Behind the official frame, in the depths inaccessible to external observers, a completely different life is thriving, with ‘geopolitical entrepreneurs’ replacing the Ministry of Defence and the Ministry of Foreign Affairs, and loyal comrades-in-arms receiving meticulous missions. A special position is reserved for those who know how to stun others with nuclear developments, state-of-the-art weapons, biological research and the ability to read the human genome freely. For the first time in 20 years, the political role of the ‘family’, which the president has been hiding for so long, has crystallised as well. Nuclear medicine and genetics, artificial intelligence and biotechnology are the new foci of interest, attracting a young generation of special confidants, personally close to Putin, who are gradually replacing his aging comrades-in-arms.
There is a clear dissonance between these two worlds: the rigid and lifeless official frame on the one hand, and the dynamic, fascinating and intimate world of global achievements on the other.

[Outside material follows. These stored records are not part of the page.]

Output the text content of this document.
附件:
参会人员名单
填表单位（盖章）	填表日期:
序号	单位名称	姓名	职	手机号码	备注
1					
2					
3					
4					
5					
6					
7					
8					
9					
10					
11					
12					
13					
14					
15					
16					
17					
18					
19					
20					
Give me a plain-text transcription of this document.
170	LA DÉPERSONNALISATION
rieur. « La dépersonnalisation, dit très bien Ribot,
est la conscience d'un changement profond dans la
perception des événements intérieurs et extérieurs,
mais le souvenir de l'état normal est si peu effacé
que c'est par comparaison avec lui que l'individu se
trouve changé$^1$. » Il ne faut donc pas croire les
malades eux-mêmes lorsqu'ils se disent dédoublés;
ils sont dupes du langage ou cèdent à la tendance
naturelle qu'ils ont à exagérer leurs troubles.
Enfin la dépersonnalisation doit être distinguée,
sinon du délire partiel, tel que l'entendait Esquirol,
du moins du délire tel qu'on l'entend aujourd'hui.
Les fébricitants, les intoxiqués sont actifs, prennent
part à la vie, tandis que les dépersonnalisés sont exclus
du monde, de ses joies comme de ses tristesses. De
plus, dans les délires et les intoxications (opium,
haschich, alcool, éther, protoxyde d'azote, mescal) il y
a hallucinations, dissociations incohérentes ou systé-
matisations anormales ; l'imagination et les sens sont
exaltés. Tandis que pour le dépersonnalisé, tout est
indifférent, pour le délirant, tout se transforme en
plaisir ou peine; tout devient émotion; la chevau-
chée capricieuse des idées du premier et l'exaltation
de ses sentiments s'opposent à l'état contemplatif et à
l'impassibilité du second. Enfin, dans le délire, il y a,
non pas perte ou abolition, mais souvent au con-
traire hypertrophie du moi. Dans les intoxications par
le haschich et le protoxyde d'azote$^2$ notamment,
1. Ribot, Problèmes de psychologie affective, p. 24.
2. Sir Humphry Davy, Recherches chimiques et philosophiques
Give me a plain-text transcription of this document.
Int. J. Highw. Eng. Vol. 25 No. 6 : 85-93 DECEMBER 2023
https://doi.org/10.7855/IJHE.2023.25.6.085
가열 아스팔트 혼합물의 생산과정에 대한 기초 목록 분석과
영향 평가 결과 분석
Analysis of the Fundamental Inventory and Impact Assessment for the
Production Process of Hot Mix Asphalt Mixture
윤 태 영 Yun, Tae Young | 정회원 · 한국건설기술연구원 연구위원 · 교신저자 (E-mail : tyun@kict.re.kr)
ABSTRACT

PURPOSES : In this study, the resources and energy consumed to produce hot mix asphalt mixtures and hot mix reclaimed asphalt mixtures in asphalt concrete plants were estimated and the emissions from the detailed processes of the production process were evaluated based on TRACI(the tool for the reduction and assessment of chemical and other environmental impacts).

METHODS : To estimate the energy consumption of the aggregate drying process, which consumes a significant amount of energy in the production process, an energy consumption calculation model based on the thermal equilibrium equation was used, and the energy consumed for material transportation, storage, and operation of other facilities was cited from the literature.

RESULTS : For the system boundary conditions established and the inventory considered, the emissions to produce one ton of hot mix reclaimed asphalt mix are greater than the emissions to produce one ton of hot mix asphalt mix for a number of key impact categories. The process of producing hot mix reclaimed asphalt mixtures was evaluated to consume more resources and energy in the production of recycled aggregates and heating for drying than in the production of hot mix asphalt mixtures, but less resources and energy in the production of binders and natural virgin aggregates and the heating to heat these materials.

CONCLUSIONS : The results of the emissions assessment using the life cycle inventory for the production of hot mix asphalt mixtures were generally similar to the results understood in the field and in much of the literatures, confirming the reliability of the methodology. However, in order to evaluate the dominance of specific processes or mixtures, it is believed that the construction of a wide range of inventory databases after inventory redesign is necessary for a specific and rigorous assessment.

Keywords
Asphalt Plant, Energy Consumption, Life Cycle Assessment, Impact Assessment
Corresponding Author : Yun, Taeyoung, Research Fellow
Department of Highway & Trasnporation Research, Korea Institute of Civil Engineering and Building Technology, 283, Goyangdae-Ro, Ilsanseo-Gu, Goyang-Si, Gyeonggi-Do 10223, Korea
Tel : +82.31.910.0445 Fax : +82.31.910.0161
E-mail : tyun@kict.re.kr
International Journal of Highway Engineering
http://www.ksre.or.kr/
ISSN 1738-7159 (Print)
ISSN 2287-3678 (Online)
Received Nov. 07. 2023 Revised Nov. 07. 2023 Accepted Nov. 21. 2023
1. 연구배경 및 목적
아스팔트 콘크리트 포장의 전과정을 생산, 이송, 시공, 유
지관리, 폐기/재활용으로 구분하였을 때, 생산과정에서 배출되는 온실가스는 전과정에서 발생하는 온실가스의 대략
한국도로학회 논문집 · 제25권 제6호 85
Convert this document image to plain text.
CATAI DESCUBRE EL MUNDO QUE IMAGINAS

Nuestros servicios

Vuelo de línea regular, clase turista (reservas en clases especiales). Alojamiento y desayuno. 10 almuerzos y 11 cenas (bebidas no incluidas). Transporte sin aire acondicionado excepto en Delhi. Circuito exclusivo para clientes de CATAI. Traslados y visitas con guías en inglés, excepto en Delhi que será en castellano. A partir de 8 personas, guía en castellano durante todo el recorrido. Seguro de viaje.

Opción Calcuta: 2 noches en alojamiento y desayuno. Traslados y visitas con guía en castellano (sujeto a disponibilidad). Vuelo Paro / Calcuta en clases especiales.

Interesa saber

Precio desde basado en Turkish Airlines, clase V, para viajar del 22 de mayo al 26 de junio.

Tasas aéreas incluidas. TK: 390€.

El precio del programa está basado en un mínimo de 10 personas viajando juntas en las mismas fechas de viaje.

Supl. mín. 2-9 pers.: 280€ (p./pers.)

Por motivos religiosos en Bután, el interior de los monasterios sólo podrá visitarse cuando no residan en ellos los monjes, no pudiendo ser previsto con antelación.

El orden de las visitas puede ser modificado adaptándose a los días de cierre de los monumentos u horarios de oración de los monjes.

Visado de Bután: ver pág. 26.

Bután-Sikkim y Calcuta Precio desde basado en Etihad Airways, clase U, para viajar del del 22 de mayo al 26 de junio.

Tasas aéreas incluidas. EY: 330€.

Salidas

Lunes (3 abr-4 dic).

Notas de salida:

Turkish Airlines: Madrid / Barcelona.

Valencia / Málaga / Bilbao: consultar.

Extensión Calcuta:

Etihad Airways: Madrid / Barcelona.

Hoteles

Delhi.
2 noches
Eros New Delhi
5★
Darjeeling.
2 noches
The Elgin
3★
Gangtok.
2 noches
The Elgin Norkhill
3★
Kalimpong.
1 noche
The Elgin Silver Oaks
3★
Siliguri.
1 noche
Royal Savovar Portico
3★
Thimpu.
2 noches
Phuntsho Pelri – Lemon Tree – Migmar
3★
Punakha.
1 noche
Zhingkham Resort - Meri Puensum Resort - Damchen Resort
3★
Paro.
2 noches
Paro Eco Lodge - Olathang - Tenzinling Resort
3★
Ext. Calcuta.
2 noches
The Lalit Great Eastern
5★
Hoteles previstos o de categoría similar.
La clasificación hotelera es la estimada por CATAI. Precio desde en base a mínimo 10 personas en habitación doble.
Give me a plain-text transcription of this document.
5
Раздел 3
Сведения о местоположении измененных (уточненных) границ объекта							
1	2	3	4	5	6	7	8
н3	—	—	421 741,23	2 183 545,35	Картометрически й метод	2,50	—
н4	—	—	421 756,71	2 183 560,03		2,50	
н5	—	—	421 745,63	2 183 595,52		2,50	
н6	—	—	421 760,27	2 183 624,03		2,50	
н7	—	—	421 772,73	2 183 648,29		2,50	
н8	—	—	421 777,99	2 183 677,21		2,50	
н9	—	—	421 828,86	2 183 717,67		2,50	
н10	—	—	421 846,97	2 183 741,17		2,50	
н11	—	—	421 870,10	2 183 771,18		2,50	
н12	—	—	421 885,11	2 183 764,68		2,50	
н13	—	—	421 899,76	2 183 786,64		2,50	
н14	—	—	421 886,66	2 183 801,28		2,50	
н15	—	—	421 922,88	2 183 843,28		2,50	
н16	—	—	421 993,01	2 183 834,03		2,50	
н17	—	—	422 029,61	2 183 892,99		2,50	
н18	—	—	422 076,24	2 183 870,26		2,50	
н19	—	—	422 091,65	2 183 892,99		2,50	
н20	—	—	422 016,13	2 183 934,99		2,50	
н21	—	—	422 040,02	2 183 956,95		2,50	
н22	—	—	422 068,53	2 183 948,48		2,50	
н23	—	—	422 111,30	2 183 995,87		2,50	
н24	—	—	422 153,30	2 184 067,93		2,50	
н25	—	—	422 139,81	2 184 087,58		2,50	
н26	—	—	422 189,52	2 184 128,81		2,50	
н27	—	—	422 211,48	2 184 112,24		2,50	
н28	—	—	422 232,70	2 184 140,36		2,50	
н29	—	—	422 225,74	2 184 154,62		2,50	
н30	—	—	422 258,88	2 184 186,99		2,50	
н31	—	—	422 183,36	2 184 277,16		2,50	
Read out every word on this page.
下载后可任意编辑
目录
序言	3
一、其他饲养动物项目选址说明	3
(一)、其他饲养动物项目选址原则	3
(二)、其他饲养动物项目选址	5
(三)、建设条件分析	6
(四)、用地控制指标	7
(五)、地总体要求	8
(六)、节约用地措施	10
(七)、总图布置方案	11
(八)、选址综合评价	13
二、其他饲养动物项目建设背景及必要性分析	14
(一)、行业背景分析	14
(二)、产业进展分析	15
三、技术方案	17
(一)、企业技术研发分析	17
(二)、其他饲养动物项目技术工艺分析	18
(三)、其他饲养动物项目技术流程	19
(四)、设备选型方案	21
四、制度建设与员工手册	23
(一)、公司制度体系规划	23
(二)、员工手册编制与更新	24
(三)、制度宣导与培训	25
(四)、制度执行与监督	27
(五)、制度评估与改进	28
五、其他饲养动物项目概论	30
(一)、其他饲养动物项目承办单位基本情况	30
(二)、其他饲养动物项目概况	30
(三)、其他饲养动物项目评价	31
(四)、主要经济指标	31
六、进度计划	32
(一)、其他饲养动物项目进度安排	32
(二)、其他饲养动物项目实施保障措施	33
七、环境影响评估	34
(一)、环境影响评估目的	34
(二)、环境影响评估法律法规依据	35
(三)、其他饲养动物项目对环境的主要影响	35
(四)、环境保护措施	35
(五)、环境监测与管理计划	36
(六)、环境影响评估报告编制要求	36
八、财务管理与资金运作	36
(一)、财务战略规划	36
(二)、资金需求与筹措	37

Putin seems to thin that he can afford to plunge into more ‘lofty issues’: after all, he thinks he has already solved one of the main problems of his presidency, i.e. he has built a stable, reliable system, which now needs to be put into the autopilot mode. The system comprises a strong party in power, a constructive opposition, strong barriers to non-systemic elements, a loyal cabinet and responsible elites. This opens up an opportunity for Putin to turn towards a completely different world: a world of miraculous transformations, breakthroughs, unprecedented technologies and achievements.
One of the main problems in this design of reality is that it offers an inadequate response to the real challenges that arise in everyday life. Social instability, disturbed dialogue between the authorities and the society, politics of persuasion replaced with politics of coercion, disproportions in economic development, reduced ability to establish channels for the system to release steam – all this is happening in the context of Putin’s devaluating political leadership and poses critical risks for the regime. Given the current turbulences, the regime may simply become powerless vis-à-vis the challenges in governance and politics. The logic of things ‘easing off by themselves’ was particularly vivid during the Khabarovsk protests. The main threat to Putin is not the real opposition, but the loss of the ability for the system to respond emerging problems in an adequate and timely manner, which is a likely future outcome of the ongoing devaluation of official institutions and authorities.